The filing beat a deadline set by U.S. Department of Education officials for the state to submit a new waiver that addresses concerns raised by federal monitors. At stake is control over a portion of the more than $200 million in federal "Title I" education funding that Indiana receives each year.
Staff from the Ritz administration, Gov. Mike Pence's education and jobs agency, the General Assembly and the U.S. Department of Education worked intensely over the past two months to craft the new application.
"Because of their work, I believe that Hoosier schools will have much needed flexibility over how they use some of their federal funding. Most importantly, this flexibility will improve education for our students," Ritz said in a statement.

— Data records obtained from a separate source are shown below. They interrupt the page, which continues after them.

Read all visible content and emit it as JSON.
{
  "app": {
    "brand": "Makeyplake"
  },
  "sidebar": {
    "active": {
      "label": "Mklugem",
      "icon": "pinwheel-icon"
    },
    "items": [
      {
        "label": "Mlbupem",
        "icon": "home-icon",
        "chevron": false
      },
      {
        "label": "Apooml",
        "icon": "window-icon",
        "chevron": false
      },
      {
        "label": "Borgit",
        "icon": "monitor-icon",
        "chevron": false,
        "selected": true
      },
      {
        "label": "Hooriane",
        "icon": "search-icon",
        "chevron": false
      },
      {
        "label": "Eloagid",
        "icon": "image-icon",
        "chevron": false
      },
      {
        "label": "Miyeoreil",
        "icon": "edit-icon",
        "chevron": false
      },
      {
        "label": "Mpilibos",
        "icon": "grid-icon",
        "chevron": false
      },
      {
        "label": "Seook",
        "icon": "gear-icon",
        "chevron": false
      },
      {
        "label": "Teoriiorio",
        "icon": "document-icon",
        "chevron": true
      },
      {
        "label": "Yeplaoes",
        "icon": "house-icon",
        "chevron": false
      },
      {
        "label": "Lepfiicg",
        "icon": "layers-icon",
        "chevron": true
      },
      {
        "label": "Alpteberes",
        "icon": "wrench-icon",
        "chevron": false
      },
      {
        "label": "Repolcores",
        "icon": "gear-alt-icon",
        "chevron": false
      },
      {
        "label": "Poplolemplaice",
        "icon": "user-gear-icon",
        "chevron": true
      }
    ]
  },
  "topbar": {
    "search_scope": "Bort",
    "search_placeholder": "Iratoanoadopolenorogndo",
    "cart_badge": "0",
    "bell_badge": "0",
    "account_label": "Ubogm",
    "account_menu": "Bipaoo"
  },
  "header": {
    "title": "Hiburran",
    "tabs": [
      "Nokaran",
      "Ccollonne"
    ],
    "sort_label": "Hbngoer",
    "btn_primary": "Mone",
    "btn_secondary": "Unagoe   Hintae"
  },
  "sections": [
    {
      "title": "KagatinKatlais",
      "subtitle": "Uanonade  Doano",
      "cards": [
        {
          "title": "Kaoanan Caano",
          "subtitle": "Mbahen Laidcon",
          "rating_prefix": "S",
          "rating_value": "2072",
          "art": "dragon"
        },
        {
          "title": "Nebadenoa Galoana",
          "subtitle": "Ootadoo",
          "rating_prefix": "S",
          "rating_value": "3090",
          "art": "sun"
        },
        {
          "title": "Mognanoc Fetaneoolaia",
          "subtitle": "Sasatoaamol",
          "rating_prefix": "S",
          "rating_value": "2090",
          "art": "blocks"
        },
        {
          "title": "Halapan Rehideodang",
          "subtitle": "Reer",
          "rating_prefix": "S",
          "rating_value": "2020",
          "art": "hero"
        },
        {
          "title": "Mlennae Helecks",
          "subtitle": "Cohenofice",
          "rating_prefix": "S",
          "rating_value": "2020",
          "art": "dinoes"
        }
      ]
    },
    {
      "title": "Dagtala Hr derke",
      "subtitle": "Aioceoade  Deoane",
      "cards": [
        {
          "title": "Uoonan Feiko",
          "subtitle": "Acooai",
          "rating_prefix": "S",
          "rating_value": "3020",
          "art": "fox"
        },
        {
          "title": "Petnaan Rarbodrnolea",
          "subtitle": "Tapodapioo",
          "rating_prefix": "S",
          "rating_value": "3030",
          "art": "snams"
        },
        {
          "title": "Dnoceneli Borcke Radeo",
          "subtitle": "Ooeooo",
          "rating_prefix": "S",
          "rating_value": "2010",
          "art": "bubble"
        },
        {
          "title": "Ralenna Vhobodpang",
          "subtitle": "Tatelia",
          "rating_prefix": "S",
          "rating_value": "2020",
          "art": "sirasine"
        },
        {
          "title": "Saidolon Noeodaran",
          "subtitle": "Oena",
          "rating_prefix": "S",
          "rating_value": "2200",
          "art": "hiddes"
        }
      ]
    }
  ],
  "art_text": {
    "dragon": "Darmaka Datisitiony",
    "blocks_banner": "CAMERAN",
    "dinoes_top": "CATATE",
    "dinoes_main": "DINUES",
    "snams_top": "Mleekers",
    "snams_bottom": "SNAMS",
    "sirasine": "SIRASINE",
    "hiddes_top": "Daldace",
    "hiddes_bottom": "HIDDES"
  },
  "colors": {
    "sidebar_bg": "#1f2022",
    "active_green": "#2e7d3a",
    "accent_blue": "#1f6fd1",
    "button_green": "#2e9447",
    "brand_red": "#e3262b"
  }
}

Federal officials told Ritz in April that problems with the state's monitoring of low-performing schools had placed the state's waiver in jeopardy. They also expressed concerns about the state's teacher and principal evaluation system, which yielded surprisingly few poor reviews earlier this year and raised doubts among conservative education advocates who sought the changes.
Ritz staff members said they were promised a response by the end of July, but did not say if that is a hard and fast deadline. The federal review of the state was completed last August and Ritz's staff said they were promised a response in the fall, but did not receive the state's review until many months later.
The decision came shortly after Indiana became the first state to exit the national Common Core education standards, but federal officials said they were fine with the alternative education standards the state developed.
As a part of the negotiations over the new waiver, federal officials said that this fall the state would have to begin using a new statewide standardized test, written to the education rules replacing the Common Core standards. A new, second test will be used in the following school year, crafted more closely to the state's new standards.
The crafting of the state's new waiver also ended a period of relative calm at the State Board of Education, which has been home to the most visible political battles between supporters of Ritz and supporters of the education changes pushed by former Republican Schools Superintendent Tony Bennett.
Tensions were high at a special meeting last week that was called to review the state's waiver request. Ritz who chairs the board, scrapped with Republican board members Brad Oliver and Dan Elsener over whether she had been open enough with the board.
The partisan squabbling does not appear to be reaching levels like last year, however. Ritz's failed lawsuit accusing the state's board members of violating the state's public access laws spurred U.S. Education Secretary Arne Duncan to quip on the "dysfunction" from the state's education leaders.
Meanwhile, Democratic elections lawyer Bill Groth refiled the suit in Marion County last December. The case is still pending.